Feuerwerker comenta ainda que a ética subjacente à obra do professor Alberto Carlos Almeida é a ética do grupo social a que pertence o professor. ''Segundo a plataforma ideológica exposta em sua obra, alcançaremos o paraíso quando todos pensarem como ele. Só que isso não chegará a acontecer. Pela mesma razão por que não é possível a parte pobre do mundo atingir os padrões de consumo da parte rica sem destruir o planeta.

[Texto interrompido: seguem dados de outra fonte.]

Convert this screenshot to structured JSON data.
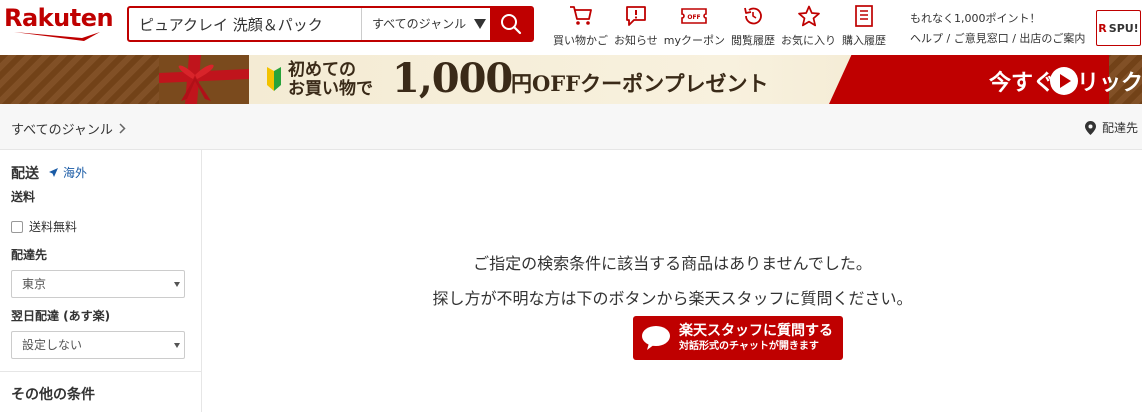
{
  "header": {
    "logo": "Rakuten",
    "search": {
      "value": "ピュアクレイ 洗顔＆パック",
      "genre": "すべてのジャンル"
    },
    "nav": [
      {
        "label": "買い物かご",
        "icon": "cart-icon"
      },
      {
        "label": "お知らせ",
        "icon": "notification-icon"
      },
      {
        "label": "myクーポン",
        "icon": "coupon-icon"
      },
      {
        "label": "閲覧履歴",
        "icon": "history-icon"
      },
      {
        "label": "お気に入り",
        "icon": "star-icon"
      },
      {
        "label": "購入履歴",
        "icon": "receipt-icon"
      }
    ],
    "promo_line": "もれなく1,000ポイント！",
    "help_links": "ヘルプ / ご意見窓口 / 出店のご案内",
    "spu": {
      "r": "R",
      "label": "SPU!"
    }
  },
  "banner": {
    "small_line1": "初めての",
    "small_line2": "お買い物で",
    "big": "1,000",
    "rest": "円OFFクーポンプレゼント",
    "cta": "今すぐクリック！"
  },
  "breadcrumb": {
    "label": "すべてのジャンル",
    "delivery": "配達先"
  },
  "sidebar": {
    "shipping_heading": "配送",
    "overseas": "海外",
    "fee_label": "送料",
    "free_shipping": "送料無料",
    "delivery_label": "配達先",
    "delivery_value": "東京",
    "nextday_label": "翌日配達 (あす楽)",
    "nextday_value": "設定しない",
    "other_heading": "その他の条件"
  },
  "main": {
    "message1": "ご指定の検索条件に該当する商品はありませんでした。",
    "message2": "探し方が不明な方は下のボタンから楽天スタッフに質問ください。",
    "ask_title": "楽天スタッフに質問する",
    "ask_sub": "対話形式のチャットが開きます"
  },
  "colors": {
    "brand": "#bf0000",
    "link": "#1a5ba6"
  }
}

O sonho ideológico de um mundo homogeneamente desenvolvido com base numa cultura e numa economia fundadas no individualismo, no racionalismo, no consumismo, na recusa a Deus e às formas coletivas de convivência, na recusa ao reconhecimento dos limites do homem, tudo isso não passa de um sonho louco e irrealizável, uma caricatura pós-iluminista. Nesse sentido, professor, ao contrário do que o senhor afirma, talvez a consciência dos seus limites torne as pessoas menos escolarizadas mais modernas do que a arrogante, arcaica e prepotente elite que o capitalismo produz e reproduz diariamente''.